Reading Group Guide, courtesy of the publisher:
1. What does Matt mean when he tells Joe, "You're free," as they eat breakfast in the diner?
2. In your opinion, what is the significance of the cradle?
3. Renee's story occurs more than a decade after Matt's, and in many ways the two characters exist in different worlds. How are their respective quests similar? How are their journeys different?
4. Why does Marissa cry on her wedding day?
5. Why do you think Matt rips the showerhead out of the wall?
6. In the novel's first chapter, Marissa claims,"There are two kinds of people in the world. There are people who understand that everything matters and people who don't understand that everything matters" (page 6). What does she mean by this? Is she serious? Use her statement as a way to think about the various characters in the book.

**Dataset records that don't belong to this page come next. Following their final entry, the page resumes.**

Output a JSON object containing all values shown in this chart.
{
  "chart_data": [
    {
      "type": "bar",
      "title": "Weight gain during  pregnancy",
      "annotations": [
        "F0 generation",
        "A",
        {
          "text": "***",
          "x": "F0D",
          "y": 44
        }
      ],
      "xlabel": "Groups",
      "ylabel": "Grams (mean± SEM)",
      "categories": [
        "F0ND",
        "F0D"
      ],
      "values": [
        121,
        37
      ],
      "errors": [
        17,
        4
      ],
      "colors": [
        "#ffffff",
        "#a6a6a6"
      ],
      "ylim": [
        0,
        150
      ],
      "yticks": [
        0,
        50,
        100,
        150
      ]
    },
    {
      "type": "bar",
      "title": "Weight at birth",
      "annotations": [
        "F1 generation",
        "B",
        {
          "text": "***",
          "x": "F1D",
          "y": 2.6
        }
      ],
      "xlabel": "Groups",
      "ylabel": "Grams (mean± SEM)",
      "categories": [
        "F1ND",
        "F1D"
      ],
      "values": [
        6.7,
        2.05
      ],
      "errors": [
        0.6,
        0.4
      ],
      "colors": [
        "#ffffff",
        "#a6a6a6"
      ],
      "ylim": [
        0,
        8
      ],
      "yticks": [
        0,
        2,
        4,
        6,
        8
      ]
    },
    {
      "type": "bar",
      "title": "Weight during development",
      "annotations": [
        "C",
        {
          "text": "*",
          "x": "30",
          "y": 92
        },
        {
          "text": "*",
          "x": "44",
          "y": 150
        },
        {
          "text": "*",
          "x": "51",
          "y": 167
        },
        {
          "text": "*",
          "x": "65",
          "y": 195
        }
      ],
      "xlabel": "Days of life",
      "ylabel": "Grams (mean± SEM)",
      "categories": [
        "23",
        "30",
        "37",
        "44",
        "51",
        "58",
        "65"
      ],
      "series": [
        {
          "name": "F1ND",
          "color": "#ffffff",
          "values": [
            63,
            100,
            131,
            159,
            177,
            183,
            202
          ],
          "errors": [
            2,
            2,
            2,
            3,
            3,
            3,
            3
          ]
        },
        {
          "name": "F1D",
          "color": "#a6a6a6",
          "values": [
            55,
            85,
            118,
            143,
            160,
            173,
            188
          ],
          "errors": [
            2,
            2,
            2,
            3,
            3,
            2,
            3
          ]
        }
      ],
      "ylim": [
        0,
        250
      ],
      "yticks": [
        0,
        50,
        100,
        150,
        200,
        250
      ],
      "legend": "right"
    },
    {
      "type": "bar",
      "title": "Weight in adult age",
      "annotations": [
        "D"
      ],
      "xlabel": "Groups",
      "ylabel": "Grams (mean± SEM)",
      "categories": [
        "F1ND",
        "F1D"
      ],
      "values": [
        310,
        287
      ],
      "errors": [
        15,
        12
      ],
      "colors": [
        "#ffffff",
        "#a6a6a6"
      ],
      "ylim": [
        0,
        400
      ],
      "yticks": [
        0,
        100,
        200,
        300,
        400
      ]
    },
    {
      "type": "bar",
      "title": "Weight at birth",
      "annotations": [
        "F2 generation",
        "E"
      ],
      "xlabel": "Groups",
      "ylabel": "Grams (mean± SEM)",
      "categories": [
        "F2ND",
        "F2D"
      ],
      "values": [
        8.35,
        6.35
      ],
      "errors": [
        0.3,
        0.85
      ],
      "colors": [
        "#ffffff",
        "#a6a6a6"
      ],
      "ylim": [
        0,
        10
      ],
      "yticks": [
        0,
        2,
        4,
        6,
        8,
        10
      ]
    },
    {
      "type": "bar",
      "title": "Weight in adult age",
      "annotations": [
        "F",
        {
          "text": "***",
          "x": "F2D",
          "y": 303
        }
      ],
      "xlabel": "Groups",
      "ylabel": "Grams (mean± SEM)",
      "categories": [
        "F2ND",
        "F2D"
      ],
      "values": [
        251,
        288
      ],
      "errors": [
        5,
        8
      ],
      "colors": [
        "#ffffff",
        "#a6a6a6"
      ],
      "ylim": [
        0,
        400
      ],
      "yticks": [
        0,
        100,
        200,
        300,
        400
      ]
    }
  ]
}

7. How is writing poetry different for Renee than her work writing children's books? Why do you think she struggles so much with the former, and how does that struggle change in the course of the novel? How does Renee's understanding of Walt Whitman's work play a role?
8. Matt comes to the realization that "the world never just happened but rather was made by people, each and every aspect of it" (page 157). How does this realization affect his sense of personal responsibility?
9. Who was the character you most identified with at the beginning of the novel? Did that change by the conclusion of the story?
10. Why do you think that, following Matt's return, Marissa never again asked about the cradle?